The calvin-benson cycle consists of three phases, (1) CO 2 Carboxylation to 3-phosphoglycerate (3-PGA) by immobilization of ribulose-1, 5-bisphosphate carboxylase/oxygenase (Rubisco) on ribulose-1, 5-bisphosphate (RuBP); (2) 3-PGA is reduced by phosphoglycerate kinase (PGK) and 3-phosphoglyceraldehyde dehydrogenase (GAPDH) to generate 3-phosphoglyceraldehyde (G3P), and ATP and NADPH are consumed in the reaction; (3) Part of the G3P is used to regenerate RuBP to continue the karl text-benson cycle, and the other part is output as a product in two ways: a starch produced as F6P (fructose 6-phosphate) which remains in the chloroplast; the other is transported to the cytoplasm as G3P or DHAP via triose transporter (TPT) for sucrose and amino acid formation; among them, phosphoglycerate kinase PGK is a key enzyme of the Calvin-Benson cycle. Most eukaryotic organisms contain 2-3 PGK isozymes which are not only distributed differently in the organism but also have individual unique biological functions.
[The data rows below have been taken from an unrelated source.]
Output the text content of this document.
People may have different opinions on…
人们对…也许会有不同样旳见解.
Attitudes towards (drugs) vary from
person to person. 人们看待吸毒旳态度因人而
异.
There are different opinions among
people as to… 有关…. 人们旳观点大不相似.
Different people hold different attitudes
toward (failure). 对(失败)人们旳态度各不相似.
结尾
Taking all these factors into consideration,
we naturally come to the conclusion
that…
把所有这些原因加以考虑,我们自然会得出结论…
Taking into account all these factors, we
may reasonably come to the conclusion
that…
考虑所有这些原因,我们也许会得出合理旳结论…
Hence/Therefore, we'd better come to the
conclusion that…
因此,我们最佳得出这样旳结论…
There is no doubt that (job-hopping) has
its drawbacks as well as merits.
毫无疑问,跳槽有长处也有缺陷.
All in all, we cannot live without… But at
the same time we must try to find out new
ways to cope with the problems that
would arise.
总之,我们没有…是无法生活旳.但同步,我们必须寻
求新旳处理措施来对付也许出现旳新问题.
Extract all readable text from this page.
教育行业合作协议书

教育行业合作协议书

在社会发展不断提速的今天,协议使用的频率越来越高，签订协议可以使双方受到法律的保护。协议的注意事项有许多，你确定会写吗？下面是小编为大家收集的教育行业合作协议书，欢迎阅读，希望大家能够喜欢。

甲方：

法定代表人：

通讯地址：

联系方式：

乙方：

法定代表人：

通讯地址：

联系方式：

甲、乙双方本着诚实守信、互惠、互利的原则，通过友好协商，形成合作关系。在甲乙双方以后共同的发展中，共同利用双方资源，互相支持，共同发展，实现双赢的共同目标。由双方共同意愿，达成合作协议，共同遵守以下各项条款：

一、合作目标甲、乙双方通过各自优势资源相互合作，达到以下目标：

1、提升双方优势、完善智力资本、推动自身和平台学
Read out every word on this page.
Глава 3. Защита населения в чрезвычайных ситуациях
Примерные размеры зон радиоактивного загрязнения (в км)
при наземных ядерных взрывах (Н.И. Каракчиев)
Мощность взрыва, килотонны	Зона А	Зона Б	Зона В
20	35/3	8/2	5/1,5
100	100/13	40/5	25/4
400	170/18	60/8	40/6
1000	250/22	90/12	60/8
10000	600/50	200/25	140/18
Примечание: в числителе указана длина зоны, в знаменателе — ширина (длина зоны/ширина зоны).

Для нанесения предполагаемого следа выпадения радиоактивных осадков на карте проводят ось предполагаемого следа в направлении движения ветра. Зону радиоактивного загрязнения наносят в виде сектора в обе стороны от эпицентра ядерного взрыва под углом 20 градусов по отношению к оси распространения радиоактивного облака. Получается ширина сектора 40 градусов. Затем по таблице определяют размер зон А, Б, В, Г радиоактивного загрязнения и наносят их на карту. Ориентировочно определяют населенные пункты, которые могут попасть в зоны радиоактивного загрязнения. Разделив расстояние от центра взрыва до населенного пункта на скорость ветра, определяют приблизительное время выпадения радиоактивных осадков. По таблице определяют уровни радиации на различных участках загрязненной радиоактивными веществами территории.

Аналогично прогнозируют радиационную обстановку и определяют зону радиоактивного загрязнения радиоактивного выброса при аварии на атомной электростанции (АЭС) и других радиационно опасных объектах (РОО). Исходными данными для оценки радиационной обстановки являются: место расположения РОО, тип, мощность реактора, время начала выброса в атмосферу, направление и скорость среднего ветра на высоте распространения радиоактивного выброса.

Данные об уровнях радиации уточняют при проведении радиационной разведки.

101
There are reports of related technologies for improving plant biomass or yield by controlling gene expression levels. Matsumura et al (2020) increased photosynthetic efficiency by engineering ribulose-1, 5-bisphosphate carboxylase/oxygenase. Simkin et al (2017) study demonstrated that simultaneous promotion of SBPase, FBPase and GDCH gene expression increased Arabidopsis CO 2 Fixation efficiency, plant biomass and seed yield. Journal of science (South et al, 2019) written notes that modifying glycolic acid metabolism in the plant light respiration pathway improves tobacco productivity in field trials40%. Patent CN102257146a discloses a purple acid phosphokinase with increased plant growth rate and increased plant yield. To date, studies on PGK to increase plant biomass, yield and photosynthetic rate have not been reported.
Disclosure of Invention
In order to solve the problems in the prior art, one of the purposes of the invention is to provide a phosphoglycerate kinase gene capable of improving plant biomass and yield, wherein the phosphoglycerate kinase gene is a phosphoglycerate kinase gene FaPGK4, the nucleotide sequence of the phosphoglycerate kinase gene is shown as SEQ ID NO.1, and the coded amino acid sequence is shown as SEQ ID NO. 2.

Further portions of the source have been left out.